Out of habit, she went to check her email. There was plenty of junk sent her way, but one mail caught her eye. It was title 'Goodbye'.     

It was sent from an unknown email address, but Iris could think of only one person who might do that. With a trembling heart, she clicked on the mail and opened it.     

Inside, there were only a few lines, and they were only the more hurtful for that.     

[If you had listened to me and lived a quiet life, everything could've stayed as it was, but it is too late for that now. You're the last fox and they won't let you go. I wish we could never meet again, but we will, and I will be on the opposite side then. Goodbye, my little niece.     

[P.S. The attachment is my last gift to you.
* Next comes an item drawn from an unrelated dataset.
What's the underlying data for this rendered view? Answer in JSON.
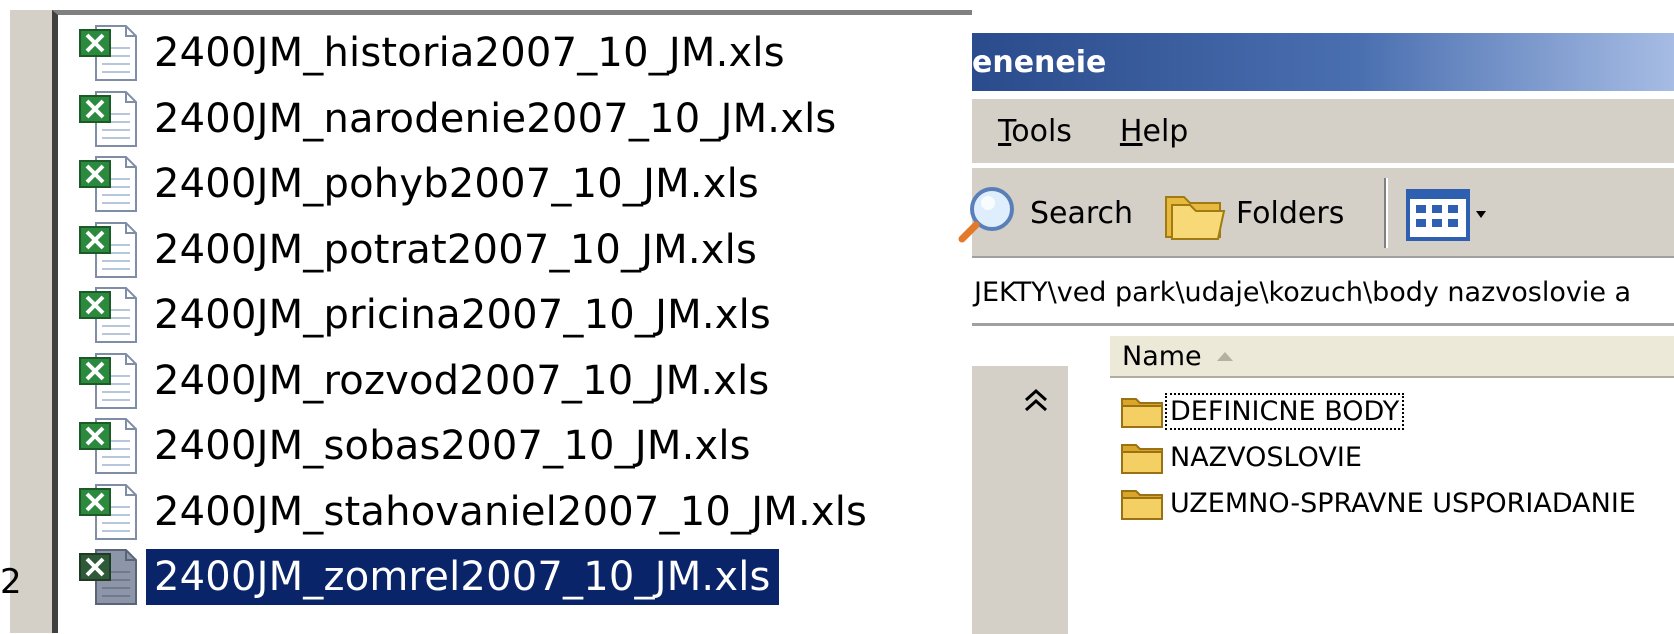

Your mother was a magnificent woman, much better than I could ever be.]     

Barely seeing the screen through her blurry vision, Iris clicked on the attachment. There was someone speaking next to her, but she just shook her head, not ready to parse their words into sentences that would make sense.     

After a few moments of downloading, Iris was presented with a .docx file. The first page had a couple photos of what she thought was her mother. She was younger than Iris had ever seen her before.     

The first photo was of her playing with dolls while another of her first day in primary school, where she was dressed in a pretty pink dress and smiling like it was the best day of her life. The next couple photos were of her with friends and a golden retriever.     

In all of them, she was looking back at Iris with a sunny expression. Her black hair was usually put in a loose braid, and she dressed in bright, colorful dresses or skirts. She looked like a young princess that had no shadow marring her life.     

It was perfect opposite to what was on the second page. A young child with sandy-colored hair was cowering in a corner of a cell in one photo. In the next, he was older and standing before a group of sickly misfits in a defensive position. They looked like him, but one had dark splotches on his skin, another was as thin as a twig, with bones showing, while the last couldn't even stand up.     

The other photos were just as dark—empty walls, cell bars, and a bruised child. There was even one in which he was twisting about on a bed near a middle-aged man in a lab coat who held an empty syringe.     

Iris' heart throbbed at the contrast. These were her parents? She didn't know what to think. She'd known a few things, but to see her father like that was still a blow. How could he have even lasted long enough to grow up?     

When she scrolled to the next page, she saw another line of text. [This is from your mother's personal belongings that were collected after the incident.]     

In the next photo, her mother grinned at her with a fennec fox in her arms. The little creature seemed like it was annoyed, but was being docile and looking straight at the camera as requested.     

Its black beady eyes were such a familiar sight Iris couldn't stop herself. She enlarged the image and brushed her fingers over the two dark orbs and the small, frowning face.     

How many times had she seen that sight when she looked into her water bowl or a mirror? At that time, she thought she was the only freak like that, but here was her father, posing with her mother in his animal form.     

If he was alive, how many things could he have taught her? He would have certainly explained to her how to change when she was a child so she would never have to be stuck in her animal form for months. And maybe some other tricks too.     

It struck Iris then just how much she had lost. She returned the photo to its original size so she could see all of it once more. Her mother seemed to be a person with no tolerance for sadness while her father was a man of iron will. If they had lived, wouldn't she have had the best family there could be?     

But they didn't. Because of an accident or human interference, they had been gone for years. The only true family Iris had was her aunt, and now even she had abandoned her.